Tous des assistés ?

Oct 17, 2018

Des droits mais pas de devoirs, les pauvres sont-ils des assistés ?

Ceux qui bénéficient de prestations sociales sont-ils des profiteurs ?
Petit hic, il n’est pas possible de profiter des avantages du système de protection sociale sans subir les inconvénients des obligations. Le système d’aide sociale a évolué dans ce sens, il faut fournir une contrepartie pour en bénéficier : on ne peut pas donc être un simple profiteur.

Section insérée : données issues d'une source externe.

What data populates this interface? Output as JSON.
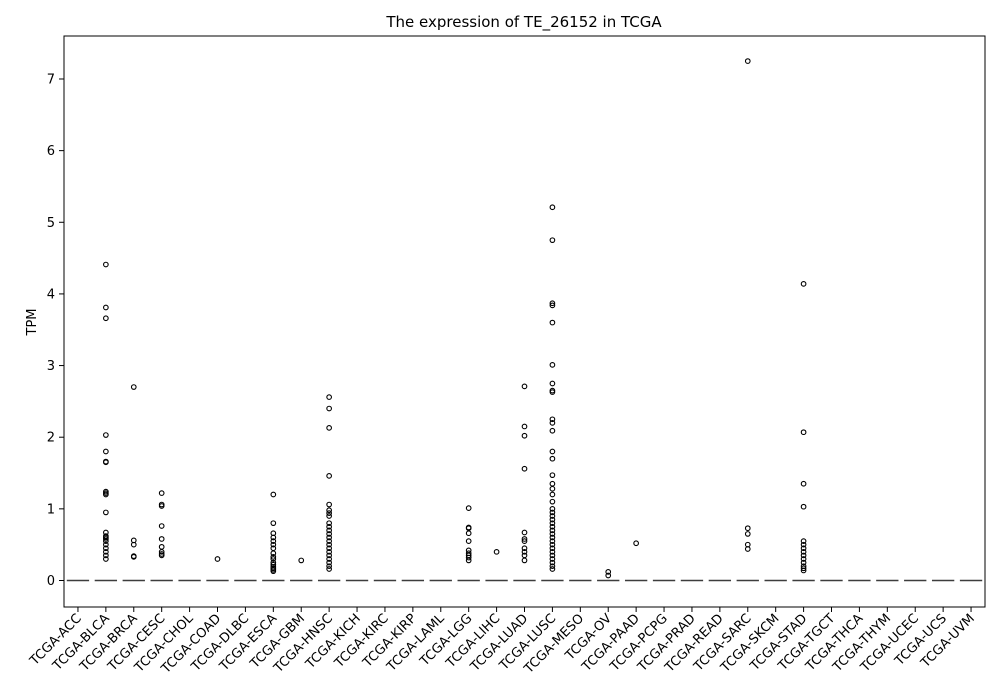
{
  "chart_data": {
    "type": "box",
    "title": "The expression of TE_26152 in TCGA",
    "xlabel": "",
    "ylabel": "TPM",
    "ylim": [
      -0.37,
      7.6
    ],
    "yticks": [
      0,
      1,
      2,
      3,
      4,
      5,
      6,
      7
    ],
    "grid": false,
    "legend": "none",
    "categories": [
      "TCGA-ACC",
      "TCGA-BLCA",
      "TCGA-BRCA",
      "TCGA-CESC",
      "TCGA-CHOL",
      "TCGA-COAD",
      "TCGA-DLBC",
      "TCGA-ESCA",
      "TCGA-GBM",
      "TCGA-HNSC",
      "TCGA-KICH",
      "TCGA-KIRC",
      "TCGA-KIRP",
      "TCGA-LAML",
      "TCGA-LGG",
      "TCGA-LIHC",
      "TCGA-LUAD",
      "TCGA-LUSC",
      "TCGA-MESO",
      "TCGA-OV",
      "TCGA-PAAD",
      "TCGA-PCPG",
      "TCGA-PRAD",
      "TCGA-READ",
      "TCGA-SARC",
      "TCGA-SKCM",
      "TCGA-STAD",
      "TCGA-TGCT",
      "TCGA-THCA",
      "TCGA-THYM",
      "TCGA-UCEC",
      "TCGA-UCS",
      "TCGA-UVM"
    ],
    "median": [
      0,
      0,
      0,
      0,
      0,
      0,
      0,
      0,
      0,
      0,
      0,
      0,
      0,
      0,
      0,
      0,
      0,
      0,
      0,
      0,
      0,
      0,
      0,
      0,
      0,
      0,
      0,
      0,
      0,
      0,
      0,
      0,
      0
    ],
    "outliers": [
      [],
      [
        4.41,
        3.81,
        3.66,
        2.03,
        1.8,
        1.66,
        1.65,
        1.24,
        1.22,
        1.2,
        0.95,
        0.67,
        0.62,
        0.6,
        0.58,
        0.55,
        0.5,
        0.45,
        0.4,
        0.35,
        0.3
      ],
      [
        2.7,
        0.56,
        0.5,
        0.34,
        0.33
      ],
      [
        1.22,
        1.06,
        1.04,
        0.76,
        0.58,
        0.47,
        0.4,
        0.37,
        0.35
      ],
      [],
      [
        0.3
      ],
      [],
      [
        1.2,
        0.8,
        0.66,
        0.6,
        0.55,
        0.5,
        0.45,
        0.38,
        0.33,
        0.3,
        0.25,
        0.22,
        0.19,
        0.17,
        0.15,
        0.13
      ],
      [
        0.28
      ],
      [
        2.56,
        2.4,
        2.13,
        1.46,
        1.06,
        0.98,
        0.94,
        0.9,
        0.8,
        0.75,
        0.7,
        0.65,
        0.6,
        0.55,
        0.5,
        0.45,
        0.4,
        0.35,
        0.3,
        0.25,
        0.2,
        0.16
      ],
      [],
      [],
      [],
      [],
      [
        1.01,
        0.74,
        0.73,
        0.66,
        0.55,
        0.42,
        0.38,
        0.35,
        0.32,
        0.28
      ],
      [
        0.4
      ],
      [
        2.71,
        2.15,
        2.02,
        1.56,
        0.67,
        0.58,
        0.55,
        0.45,
        0.4,
        0.35,
        0.28
      ],
      [
        5.21,
        4.75,
        3.87,
        3.84,
        3.6,
        3.01,
        2.75,
        2.65,
        2.63,
        2.25,
        2.2,
        2.09,
        1.8,
        1.7,
        1.47,
        1.35,
        1.28,
        1.2,
        1.1,
        1.0,
        0.95,
        0.9,
        0.85,
        0.8,
        0.75,
        0.7,
        0.65,
        0.6,
        0.55,
        0.5,
        0.45,
        0.4,
        0.35,
        0.3,
        0.25,
        0.2,
        0.16
      ],
      [],
      [
        0.12,
        0.07
      ],
      [
        0.52
      ],
      [],
      [],
      [],
      [
        7.25,
        0.73,
        0.65,
        0.5,
        0.44
      ],
      [],
      [
        4.14,
        2.07,
        1.35,
        1.03,
        0.55,
        0.5,
        0.45,
        0.4,
        0.35,
        0.3,
        0.25,
        0.2,
        0.17,
        0.14
      ],
      [],
      [],
      [],
      [],
      [],
      []
    ]
  }
}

Le système de protection sociale a évolué

La définition même de l’aide sociale a beaucoup évolué ces dernières décennies. D’un État providence, nous sommes passés à un modèle d’État social dit actif.
Dans ce système, l’aide est un droit conditionné à un comportement où le bénéficiaire montre qu’il est volontaire à une démarche de participation sociale. Concrètement dans le cas d’un chômeur, cela signifie qu’il doit faire preuve de sa pleine volonté de se réinsérer sur le marché du travail, se montrer employable et être capable d’en apporter la preuve. Là est son devoir, lequel conditionne le versement des aides. L’État social actif voit d’un mauvais œil l’indemnisation sans « contrepartie » de la part du bénéficiaire.

On est en fait passé de la vision d’une solidarité collective qui prend en charge un risque dont l’individu peut être victime (chômage ou maladie par exemple) à une vision où l’allocataire social, bien souvent dans une situation précaire, est un inadapté qui est en partie responsable de sa situation et dont il doit se sortir seul.

Aujourd’hui, ne pas se plier aux obligations du système expose l’allocataire à des sanctions aux conséquences lourdes.
D’après le rapport annuel de l’ONEM de 2015, 29.155 chômeurs de longue durée (plus de 36 mois) sont arrivés en fin de droit, auxquels il faut ajouter 9.801 sanctions de radiation temporaire ou définitive du système d’allocations chômage.
Ces sanctions font suite à un manquement du chômeur de se soumettre aux obligations contractuelles, c’est à dire prouver qu’il est motivé à trouver un travail (se présenter aux entretiens, faire état de candidatures…).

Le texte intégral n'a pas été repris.